In his Eight Random Facts meme, Tim Stahmer tells us that "another of my dad’s relatives was Roman Hruska, who served as a senator from Nebraska. He was noted for defending a Nixon nominee to the Supreme Court who had been called a mediocre judge by declaring that the mediocre are 'entitled to a little representation, aren’t they?'. I’m so proud."
Intrigued, I followed the Wikipedia link to retrieve the entire quote:
"So what if he is mediocre? There are a lot of mediocre judges and people and lawyers. They are entitled to a little representation, aren't they? We can't have all Brandeises, Cardozos, and Frankfurters and stuff like that there."
None of us want to be regarded as "mediocre", even though one of the synonyms is "ordinary". "So-so" is yet more damning in its suggestion of lukewarm blandness.

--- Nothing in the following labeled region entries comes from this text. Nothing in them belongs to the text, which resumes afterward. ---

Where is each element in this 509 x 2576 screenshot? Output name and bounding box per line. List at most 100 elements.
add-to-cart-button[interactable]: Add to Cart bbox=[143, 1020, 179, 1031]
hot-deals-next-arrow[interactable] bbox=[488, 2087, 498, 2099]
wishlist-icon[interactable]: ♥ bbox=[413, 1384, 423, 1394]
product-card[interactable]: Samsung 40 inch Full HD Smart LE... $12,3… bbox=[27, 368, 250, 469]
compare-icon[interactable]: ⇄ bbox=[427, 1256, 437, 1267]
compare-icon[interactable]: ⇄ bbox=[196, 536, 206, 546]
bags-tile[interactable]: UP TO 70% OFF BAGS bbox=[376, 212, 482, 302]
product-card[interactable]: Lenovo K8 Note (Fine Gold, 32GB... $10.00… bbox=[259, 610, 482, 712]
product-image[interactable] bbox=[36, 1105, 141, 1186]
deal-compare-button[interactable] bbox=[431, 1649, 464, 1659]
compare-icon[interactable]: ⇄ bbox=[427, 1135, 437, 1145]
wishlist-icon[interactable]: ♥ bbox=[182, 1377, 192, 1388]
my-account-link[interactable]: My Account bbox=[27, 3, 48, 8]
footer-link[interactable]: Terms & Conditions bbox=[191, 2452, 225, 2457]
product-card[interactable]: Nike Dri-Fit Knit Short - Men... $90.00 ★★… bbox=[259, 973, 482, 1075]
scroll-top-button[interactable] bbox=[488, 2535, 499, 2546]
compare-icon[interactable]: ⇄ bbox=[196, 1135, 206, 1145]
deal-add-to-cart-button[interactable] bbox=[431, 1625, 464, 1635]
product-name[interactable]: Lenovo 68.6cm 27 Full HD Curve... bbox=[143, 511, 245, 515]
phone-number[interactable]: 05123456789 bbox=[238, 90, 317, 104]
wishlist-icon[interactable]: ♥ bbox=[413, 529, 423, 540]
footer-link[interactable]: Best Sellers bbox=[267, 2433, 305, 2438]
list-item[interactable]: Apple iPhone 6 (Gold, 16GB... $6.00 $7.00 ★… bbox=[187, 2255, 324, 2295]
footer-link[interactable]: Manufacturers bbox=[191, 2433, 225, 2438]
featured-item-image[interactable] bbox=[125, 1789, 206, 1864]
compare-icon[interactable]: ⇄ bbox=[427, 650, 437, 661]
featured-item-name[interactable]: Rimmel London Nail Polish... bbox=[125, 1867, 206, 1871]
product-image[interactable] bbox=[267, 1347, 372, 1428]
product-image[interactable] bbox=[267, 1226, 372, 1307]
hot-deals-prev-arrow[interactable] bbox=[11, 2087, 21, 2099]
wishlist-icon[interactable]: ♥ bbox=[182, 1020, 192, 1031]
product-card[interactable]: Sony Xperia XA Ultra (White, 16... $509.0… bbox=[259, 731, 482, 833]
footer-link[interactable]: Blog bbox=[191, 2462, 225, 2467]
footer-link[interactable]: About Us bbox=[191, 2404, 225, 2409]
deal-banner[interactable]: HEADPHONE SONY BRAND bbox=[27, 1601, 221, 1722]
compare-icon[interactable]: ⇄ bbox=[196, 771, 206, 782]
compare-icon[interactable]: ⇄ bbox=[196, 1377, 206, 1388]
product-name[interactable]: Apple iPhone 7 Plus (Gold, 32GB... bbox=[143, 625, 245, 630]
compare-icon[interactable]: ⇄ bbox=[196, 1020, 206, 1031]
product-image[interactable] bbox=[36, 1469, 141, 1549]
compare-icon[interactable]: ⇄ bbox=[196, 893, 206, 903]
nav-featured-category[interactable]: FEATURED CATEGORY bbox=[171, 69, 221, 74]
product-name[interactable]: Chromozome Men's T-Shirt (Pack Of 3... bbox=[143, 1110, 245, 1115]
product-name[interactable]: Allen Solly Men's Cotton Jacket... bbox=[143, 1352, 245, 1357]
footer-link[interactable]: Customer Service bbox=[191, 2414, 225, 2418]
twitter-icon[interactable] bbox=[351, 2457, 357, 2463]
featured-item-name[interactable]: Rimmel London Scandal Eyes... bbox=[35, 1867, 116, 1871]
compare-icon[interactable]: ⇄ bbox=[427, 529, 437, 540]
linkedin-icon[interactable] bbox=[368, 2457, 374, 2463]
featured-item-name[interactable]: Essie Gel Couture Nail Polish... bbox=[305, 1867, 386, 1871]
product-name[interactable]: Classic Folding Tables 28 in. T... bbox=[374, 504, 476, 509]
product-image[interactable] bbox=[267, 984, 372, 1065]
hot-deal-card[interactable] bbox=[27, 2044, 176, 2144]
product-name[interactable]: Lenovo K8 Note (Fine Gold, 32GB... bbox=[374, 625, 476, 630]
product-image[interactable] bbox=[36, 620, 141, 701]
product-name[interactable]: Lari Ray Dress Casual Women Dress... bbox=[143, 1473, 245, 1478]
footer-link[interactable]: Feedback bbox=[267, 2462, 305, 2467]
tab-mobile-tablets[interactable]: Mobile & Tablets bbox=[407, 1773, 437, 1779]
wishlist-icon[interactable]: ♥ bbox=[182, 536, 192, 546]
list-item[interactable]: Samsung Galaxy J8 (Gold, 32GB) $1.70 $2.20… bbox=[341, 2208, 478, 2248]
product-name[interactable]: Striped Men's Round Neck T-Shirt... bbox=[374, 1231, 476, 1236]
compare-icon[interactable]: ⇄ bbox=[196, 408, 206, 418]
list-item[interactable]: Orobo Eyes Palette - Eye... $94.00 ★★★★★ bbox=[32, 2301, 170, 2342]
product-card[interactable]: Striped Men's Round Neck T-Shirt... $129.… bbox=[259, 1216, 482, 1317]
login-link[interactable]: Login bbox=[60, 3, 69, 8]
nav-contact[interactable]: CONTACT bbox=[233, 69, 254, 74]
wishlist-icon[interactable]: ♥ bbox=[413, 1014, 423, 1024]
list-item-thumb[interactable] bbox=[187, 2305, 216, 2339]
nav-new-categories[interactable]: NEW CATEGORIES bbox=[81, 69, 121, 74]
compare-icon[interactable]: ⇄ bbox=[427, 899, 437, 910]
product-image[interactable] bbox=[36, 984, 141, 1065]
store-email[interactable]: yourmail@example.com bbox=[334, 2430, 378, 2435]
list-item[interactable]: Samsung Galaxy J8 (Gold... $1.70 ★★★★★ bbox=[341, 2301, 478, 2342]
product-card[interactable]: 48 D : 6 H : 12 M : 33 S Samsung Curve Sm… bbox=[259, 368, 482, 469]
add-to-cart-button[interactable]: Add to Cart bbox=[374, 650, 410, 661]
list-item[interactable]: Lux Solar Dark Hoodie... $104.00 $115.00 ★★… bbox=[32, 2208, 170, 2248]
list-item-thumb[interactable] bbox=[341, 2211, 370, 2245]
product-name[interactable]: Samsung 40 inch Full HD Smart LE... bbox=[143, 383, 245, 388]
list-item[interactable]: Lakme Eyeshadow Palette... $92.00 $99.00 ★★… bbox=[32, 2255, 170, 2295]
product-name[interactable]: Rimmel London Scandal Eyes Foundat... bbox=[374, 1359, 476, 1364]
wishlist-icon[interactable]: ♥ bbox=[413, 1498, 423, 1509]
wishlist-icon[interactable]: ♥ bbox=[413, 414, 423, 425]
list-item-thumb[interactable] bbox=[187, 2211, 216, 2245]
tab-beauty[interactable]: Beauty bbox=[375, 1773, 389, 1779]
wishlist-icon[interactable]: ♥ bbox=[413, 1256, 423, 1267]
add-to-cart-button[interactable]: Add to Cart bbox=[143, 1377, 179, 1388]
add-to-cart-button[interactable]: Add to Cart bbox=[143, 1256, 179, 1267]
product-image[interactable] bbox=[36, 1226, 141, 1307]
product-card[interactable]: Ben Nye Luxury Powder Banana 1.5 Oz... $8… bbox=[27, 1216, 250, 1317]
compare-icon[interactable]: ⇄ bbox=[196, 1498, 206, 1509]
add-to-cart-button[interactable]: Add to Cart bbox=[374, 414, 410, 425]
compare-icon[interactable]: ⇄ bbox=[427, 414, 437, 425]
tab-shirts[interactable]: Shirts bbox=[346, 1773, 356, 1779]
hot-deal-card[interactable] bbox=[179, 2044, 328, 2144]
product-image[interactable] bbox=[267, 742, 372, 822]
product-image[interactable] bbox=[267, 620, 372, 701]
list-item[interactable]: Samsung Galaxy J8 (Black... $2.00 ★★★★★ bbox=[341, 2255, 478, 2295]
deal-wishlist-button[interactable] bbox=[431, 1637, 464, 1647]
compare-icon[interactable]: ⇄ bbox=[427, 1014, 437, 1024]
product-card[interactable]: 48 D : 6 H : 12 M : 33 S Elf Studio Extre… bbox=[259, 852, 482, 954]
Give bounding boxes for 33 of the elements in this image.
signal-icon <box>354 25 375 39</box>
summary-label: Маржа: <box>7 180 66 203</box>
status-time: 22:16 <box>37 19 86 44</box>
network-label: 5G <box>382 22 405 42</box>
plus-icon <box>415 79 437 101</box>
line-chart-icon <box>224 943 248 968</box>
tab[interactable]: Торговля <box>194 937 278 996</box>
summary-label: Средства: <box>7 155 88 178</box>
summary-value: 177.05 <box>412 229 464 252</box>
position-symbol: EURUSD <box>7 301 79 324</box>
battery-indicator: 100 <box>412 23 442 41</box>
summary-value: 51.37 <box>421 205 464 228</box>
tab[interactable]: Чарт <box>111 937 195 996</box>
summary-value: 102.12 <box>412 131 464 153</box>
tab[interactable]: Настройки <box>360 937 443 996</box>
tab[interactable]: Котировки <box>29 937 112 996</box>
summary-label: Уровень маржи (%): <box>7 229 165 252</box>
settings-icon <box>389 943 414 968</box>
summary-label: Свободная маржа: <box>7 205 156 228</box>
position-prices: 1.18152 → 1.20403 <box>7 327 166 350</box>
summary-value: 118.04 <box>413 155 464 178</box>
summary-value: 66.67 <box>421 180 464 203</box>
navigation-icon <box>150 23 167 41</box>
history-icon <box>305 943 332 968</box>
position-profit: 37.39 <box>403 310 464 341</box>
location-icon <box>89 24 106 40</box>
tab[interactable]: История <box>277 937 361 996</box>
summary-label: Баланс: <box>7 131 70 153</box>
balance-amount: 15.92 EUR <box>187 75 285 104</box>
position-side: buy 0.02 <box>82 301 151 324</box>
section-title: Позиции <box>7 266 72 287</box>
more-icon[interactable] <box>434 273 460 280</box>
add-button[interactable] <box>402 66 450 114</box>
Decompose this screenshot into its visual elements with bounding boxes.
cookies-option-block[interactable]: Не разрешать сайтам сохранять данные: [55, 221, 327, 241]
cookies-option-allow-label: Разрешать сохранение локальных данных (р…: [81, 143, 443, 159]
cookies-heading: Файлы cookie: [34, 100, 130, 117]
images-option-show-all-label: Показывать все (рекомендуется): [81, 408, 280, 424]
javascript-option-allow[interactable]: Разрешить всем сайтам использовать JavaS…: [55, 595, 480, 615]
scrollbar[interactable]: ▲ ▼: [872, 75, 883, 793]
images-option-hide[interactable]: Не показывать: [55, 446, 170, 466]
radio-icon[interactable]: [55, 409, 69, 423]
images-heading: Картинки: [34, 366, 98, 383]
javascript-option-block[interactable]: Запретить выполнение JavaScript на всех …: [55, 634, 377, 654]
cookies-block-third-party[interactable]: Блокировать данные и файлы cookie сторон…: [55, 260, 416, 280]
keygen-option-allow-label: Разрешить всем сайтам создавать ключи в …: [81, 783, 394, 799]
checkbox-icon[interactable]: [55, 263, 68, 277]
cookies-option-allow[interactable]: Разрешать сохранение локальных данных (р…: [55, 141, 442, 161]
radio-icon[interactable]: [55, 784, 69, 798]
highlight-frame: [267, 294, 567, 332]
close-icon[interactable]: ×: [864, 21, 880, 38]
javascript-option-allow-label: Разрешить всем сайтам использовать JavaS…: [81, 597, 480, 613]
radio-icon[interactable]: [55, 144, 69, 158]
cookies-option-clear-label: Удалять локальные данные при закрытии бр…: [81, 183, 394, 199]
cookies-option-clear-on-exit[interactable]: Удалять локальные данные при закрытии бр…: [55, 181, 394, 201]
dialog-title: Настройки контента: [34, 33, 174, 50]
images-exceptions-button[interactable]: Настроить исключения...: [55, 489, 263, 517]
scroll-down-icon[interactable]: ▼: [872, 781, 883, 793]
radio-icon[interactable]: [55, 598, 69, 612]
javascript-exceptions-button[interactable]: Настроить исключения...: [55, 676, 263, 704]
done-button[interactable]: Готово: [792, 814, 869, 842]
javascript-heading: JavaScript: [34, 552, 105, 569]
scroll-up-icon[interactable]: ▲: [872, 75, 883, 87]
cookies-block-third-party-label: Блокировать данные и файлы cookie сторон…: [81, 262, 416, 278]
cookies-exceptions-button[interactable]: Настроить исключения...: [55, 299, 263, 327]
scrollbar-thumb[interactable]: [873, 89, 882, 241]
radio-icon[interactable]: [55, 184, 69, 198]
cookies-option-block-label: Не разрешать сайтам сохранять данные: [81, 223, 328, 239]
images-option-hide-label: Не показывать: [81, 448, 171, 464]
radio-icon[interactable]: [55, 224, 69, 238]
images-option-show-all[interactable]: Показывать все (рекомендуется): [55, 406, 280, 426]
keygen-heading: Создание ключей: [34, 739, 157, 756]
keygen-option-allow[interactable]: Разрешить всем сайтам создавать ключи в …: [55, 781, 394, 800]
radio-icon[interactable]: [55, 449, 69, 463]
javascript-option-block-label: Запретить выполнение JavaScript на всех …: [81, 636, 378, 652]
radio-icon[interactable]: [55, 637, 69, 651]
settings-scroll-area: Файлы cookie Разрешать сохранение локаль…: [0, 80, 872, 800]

But can everyone be like the inhabitants of Lake Wobegon, where "all the women are strong, all the men are good-looking, and all the children are above average"? John Cannell's "The Lake Wobegon Report: How Public Educators Cheat on Achievement Tests.", published in 1989, made public the statistically impossible finding that all states claimed average student test scores above the national norm. According to the entry on Word spy, "This effect is most often seen in educational test scores, where some teachers, schools, or school districts claim that all of their students score above average, a mathematical impossibility."
Is it possible for all students to be "above average"? NCLB is based on the belief that "high expectations and setting of goals will result in success for all worthy students". Success is one thing, but can everyone be "above average"? Is "superior" the new "average"?
"All human excellence is but comparative. There may be persons who excel us, as much as we fancy we excel the meanest." -Samuel Richardson (1689–1761), British novelist
2 comments:
This just in:
The current issue of Business Week focuses on "The Future of Work"
http://www.businessweek.com/magazine/toc/07_34/B40470734futurework.htm
In "Ten Years From Now", the magazine polled 2,000 U. S. executives and middle managers; "an impossible 90% of respondents believe they're in the top 10% of performers."
Hmm...sounds like the LW Effect to me!
Then again, wouldn't it be nice if every student excelled in at least one class or sport? It's not a mathematical impossibility for every child to be above average AT SOMETHING. The mathematical imposibility is when there is only one metric with which we judge a population. Such a metric is a poor one by my lights.